Why we use your data and our legal bases

We use personal data for the purposes below. Under UK GDPR, we rely on the legal bases shown.

  • Respond to enquiries and run the quote/brief workflow — contract (steps at your request before a contract) and legitimate interests (running a small studio).
  • Provide the client dashboard, chat, and file exchange — contract and legitimate interests.
  • Process payments and maintain payment records — contract and legal obligation (tax/accounting where applicable).
  • Send transactional emails (brief received, briefing pack, payment links, chat copies, waitlist confirmations) — contract and legitimate interests.
  • Security, fraud prevention, and service improvement — legitimate interests.
  • Comply with law — legal obligation.

Who we share data with

We use trusted service providers (“processors”) who handle data on our instructions:

  • Google Firebase (Authentication, Firestore database, Cloud Storage) — account sign-in, brief/project data, and uploaded files.
  • Stripe — payment processing and receipts.
  • Resend — delivery of transactional email.
  • Vercel — website hosting and serverless API routes.
  • Google (OAuth) — when you choose “Sign in with Google”.

International transfers

Some processors are based outside the UK (for example in the United States). Where required, we rely on appropriate safeguards such as the UK International Data Transfer Agreement or EU Standard Contractual Clauses incorporated into processor terms.

How long we keep data

We keep data only as long as needed for the purposes above, including active projects, reasonable business records, and legal requirements.

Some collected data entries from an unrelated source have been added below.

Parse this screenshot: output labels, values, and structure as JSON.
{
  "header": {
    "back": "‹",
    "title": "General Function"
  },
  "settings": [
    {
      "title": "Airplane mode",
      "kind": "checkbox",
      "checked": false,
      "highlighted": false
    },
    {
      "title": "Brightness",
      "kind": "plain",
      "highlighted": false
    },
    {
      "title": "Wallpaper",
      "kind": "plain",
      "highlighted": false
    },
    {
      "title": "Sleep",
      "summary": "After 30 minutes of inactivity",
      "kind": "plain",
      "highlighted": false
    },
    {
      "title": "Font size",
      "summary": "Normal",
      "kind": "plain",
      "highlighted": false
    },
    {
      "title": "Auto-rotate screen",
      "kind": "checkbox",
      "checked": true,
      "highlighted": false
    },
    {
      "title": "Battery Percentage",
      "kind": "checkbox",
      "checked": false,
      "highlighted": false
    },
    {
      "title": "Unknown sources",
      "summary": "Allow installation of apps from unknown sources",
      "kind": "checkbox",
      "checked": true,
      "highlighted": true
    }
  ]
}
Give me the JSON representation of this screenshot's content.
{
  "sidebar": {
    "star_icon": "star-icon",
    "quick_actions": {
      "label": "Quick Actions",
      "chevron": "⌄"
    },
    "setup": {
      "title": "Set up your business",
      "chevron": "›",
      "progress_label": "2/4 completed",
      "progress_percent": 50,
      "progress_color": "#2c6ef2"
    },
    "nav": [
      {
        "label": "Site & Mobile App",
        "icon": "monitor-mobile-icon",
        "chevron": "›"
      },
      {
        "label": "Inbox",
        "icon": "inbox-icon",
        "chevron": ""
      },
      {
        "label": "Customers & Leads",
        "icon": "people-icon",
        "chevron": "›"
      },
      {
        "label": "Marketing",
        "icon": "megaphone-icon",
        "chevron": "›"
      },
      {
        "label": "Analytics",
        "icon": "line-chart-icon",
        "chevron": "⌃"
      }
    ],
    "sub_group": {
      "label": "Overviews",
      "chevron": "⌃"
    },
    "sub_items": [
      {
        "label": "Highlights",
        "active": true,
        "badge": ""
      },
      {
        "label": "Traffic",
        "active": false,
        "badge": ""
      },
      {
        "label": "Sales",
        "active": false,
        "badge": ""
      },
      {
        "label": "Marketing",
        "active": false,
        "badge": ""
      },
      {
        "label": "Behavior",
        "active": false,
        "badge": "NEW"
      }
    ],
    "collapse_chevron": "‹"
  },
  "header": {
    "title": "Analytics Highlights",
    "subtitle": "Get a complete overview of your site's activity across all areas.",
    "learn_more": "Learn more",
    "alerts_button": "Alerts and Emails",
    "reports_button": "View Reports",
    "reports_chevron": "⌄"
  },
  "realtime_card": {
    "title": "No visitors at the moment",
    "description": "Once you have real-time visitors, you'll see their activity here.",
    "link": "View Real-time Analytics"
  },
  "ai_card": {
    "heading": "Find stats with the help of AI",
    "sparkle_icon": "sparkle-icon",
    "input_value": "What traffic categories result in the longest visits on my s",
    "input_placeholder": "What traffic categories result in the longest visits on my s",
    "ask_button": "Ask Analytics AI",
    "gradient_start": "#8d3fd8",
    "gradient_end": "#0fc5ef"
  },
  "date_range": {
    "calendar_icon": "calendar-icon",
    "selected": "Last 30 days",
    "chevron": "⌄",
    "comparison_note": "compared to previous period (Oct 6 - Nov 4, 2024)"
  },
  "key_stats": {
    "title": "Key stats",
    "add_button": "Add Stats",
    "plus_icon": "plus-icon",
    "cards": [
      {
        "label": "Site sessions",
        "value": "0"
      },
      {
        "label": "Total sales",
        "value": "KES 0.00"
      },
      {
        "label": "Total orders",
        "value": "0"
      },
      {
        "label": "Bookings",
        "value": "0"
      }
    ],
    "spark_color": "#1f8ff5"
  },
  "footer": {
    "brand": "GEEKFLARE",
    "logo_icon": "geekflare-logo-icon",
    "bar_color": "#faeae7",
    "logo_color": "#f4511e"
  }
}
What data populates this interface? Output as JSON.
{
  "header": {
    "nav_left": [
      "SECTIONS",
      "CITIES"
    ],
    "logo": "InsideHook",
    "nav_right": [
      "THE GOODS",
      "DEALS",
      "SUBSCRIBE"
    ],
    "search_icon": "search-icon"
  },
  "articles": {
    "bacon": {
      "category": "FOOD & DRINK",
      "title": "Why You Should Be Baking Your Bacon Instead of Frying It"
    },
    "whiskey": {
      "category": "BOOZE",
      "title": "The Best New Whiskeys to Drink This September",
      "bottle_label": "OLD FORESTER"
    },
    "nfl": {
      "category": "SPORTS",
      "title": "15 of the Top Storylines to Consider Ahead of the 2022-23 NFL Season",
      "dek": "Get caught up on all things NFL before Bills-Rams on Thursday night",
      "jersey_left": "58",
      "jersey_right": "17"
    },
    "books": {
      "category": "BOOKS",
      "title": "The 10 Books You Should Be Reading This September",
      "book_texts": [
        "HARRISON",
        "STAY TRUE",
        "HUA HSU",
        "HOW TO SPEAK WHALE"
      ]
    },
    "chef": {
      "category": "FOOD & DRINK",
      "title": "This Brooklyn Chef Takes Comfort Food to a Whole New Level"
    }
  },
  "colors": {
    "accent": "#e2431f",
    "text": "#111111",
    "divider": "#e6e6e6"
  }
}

Briefs and related chat/files are retained while your project is active and for a reasonable period afterward unless you ask us to delete them and we no longer need them for legal or accounting reasons.

Waitlist emails are kept until you unsubscribe or we no longer need the list, plus a short period for operational logs.

Payment records may be kept longer where required for tax, accounting, or dispute resolution.

Your rights

Under UK data protection law you may have the right to access, rectify, erase, restrict processing, object, and data portability (where applicable). You may also withdraw consent for marketing at any time.

To exercise your rights, email info@jameshoy.dev. We may need to verify your identity.

You have the right to lodge a complaint with the Information Commissioner’s Office (ICO) at ico.org.uk.

Security

We use HTTPS, access controls, Firebase security rules, and server-side verification for uploads and admin actions. No method of transmission or storage is 100% secure; we work to reduce risk proportionately for a small studio operation.

Children

Our services are aimed at adults and businesses. We do not knowingly collect data from anyone under 18. If you believe a child has provided data, contact us and we will delete it where appropriate.

Analytics and cookies

We do not use non-essential analytics cookies in the current site build unless we later enable Firebase Analytics and update this policy and our cookie notice. See our Cookie Policy for details on essential cookies and storage.

Changes

We may update this policy from time to time. The “Last updated” date at the top of this page will change when we do. Material changes may also be highlighted on the site or by email where appropriate.